水災保険の義務化提案から考える水害の備え

水害保険の義務化の声もある

日本で自然災害と聞くと、一番はじめに思い浮かぶのは『地震』ではないでしょうか。
地震大国と言われるだけあって、世界的に見ても日本は地震の多い国です。

しかし実は、日本は山と海に囲まれて川も多いことから、意外と『水害』が多くみられるとのことです。
西日本豪雨は記憶に新しいですが、ここ数年毎年のように水害が各地で起こっています。

それに対して、水害を補償する保険に加入している人は3割程度に留まっています。
保険料が高額だったり、制約があることで保険への加入が抑制されていると考えられます。

水害は一度起これば地震と同じように、広範囲かつ甚大な被害になる可能性もありますので、海外ではそれを懸念し政府が水害保険の義務化を進めている国もあります。

近年は水害に対する被害が増していて、日本も水害保険を義務化した方が良いのではないかという声もあがっています。

そもそも水害の定義って? 備える保険はある?

まず、『水害』とは、水によって起こされる災害と定義されています。
具体的には、
・台風
・暴風雨
・豪雨等による洪水・融雪洪水・高潮・土砂崩れ・落石
などで家や家財に損害が起こることをいいます。

これらの水害は保険業界では『水災』と言われています。

水災保険というものはなく、火災保険の中で水災補償を付けることで水災に対する補償がされます。
火災保険と言っても最近では色々なものがあり、はじめから水災補償が付いているものもあれば、水災補償を選んで付けるタイプのものがあります。

水災補償を付けると保険料が高額になること、補償の制約があることから水災補償を外す人も多く、水災に対する備えが不十分な人も多くいます。
政府による義務化や対策も必要なこととは思いますが、現状私たちは『今考えられる備え』をしていくべきでしょう

水害と水災保険について理解しよう

ここ数年、日本に住む人の自然災害に対する意識が大きく変わったように思います。自然災害が多くなり、私たちの意識は変えざるをえなくなったと言うべきでしょうか。

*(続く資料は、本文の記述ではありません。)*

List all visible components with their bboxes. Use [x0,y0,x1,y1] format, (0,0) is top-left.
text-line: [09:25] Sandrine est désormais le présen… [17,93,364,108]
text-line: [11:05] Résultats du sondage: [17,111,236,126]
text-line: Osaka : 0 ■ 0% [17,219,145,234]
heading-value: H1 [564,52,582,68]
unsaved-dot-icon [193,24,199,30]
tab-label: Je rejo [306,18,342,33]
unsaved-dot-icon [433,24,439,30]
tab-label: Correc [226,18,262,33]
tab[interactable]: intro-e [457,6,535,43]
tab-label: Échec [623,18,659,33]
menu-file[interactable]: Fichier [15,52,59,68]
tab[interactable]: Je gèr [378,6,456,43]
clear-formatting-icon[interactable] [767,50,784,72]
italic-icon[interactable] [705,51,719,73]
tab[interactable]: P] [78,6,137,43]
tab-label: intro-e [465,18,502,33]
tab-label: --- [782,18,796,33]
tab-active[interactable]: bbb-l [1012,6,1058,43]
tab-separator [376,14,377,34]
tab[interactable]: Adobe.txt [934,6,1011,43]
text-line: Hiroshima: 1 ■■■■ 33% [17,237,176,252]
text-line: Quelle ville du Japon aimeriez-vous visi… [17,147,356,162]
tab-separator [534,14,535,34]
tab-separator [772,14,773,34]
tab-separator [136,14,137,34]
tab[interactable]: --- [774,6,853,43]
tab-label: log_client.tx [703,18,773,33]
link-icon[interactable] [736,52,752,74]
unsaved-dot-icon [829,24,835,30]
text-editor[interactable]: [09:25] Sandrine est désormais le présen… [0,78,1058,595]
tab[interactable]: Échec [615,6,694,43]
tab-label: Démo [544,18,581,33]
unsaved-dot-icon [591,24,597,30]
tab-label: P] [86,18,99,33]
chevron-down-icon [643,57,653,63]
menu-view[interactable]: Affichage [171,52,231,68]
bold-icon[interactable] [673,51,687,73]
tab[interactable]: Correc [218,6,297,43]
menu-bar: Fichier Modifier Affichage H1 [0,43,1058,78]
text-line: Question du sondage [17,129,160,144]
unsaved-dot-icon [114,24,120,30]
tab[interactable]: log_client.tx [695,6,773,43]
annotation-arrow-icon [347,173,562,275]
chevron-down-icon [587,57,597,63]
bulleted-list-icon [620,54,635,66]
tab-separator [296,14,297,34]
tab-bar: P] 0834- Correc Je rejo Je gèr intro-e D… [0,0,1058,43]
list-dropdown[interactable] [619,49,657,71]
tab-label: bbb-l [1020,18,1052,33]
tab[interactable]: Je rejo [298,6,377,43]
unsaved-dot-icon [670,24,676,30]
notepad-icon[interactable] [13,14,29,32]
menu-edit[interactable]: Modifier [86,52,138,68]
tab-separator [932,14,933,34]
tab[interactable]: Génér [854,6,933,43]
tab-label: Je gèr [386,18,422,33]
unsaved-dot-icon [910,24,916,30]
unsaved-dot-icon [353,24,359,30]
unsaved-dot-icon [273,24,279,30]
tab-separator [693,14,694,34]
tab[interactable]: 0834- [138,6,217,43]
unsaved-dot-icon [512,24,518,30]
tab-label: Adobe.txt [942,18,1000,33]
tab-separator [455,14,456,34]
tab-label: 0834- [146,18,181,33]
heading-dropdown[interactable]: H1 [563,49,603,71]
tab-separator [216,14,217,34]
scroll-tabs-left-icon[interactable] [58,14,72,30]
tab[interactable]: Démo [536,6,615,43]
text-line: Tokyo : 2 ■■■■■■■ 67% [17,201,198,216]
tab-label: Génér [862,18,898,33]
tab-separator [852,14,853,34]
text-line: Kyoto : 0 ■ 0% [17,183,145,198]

しかし、私自身相談を受けて気付いた事は、『どう備えて良いのか分からない 』という人が多いことです。はじめての事は、誰しも分からないことだらけです。

そこで、まずは自分の住んでいる地域の情報を集めることからはじめるのはいかがでしょうか?
過去にどのような自然災害が起こり、どのような被害を受けたのか調べてみましょう。これは水害だけでなく、地震や津波にも言えることです。

ハザードマップを見てみよう

各自治体の公表しているハザードマップを見れば、どんな場所が危険なのかも調べることができます。
国土交通省ハザードマップポータルサイト

次に危険のある水害は、復旧するまでにどのくらいの費用がかかるのか大体でも構わないので調べてみましょう。
インターネットでは、過去の災害でどの程度の費用がかかったのか調べることが出来ます。その上で、支援金やご自身の預貯金を考えて、それ以上の備えが必要かどうかを検討するのが良いですね。

もちろん自然災害なので想定外のことが起こる可能性もありますが、全く知らずに闇雲に不安に思うより、ある程度の知識で予測をしておくと万が一の時にも慌てずに済みます。まずは、起きうる災害を知り、ご自身に合った備えを行いましょう。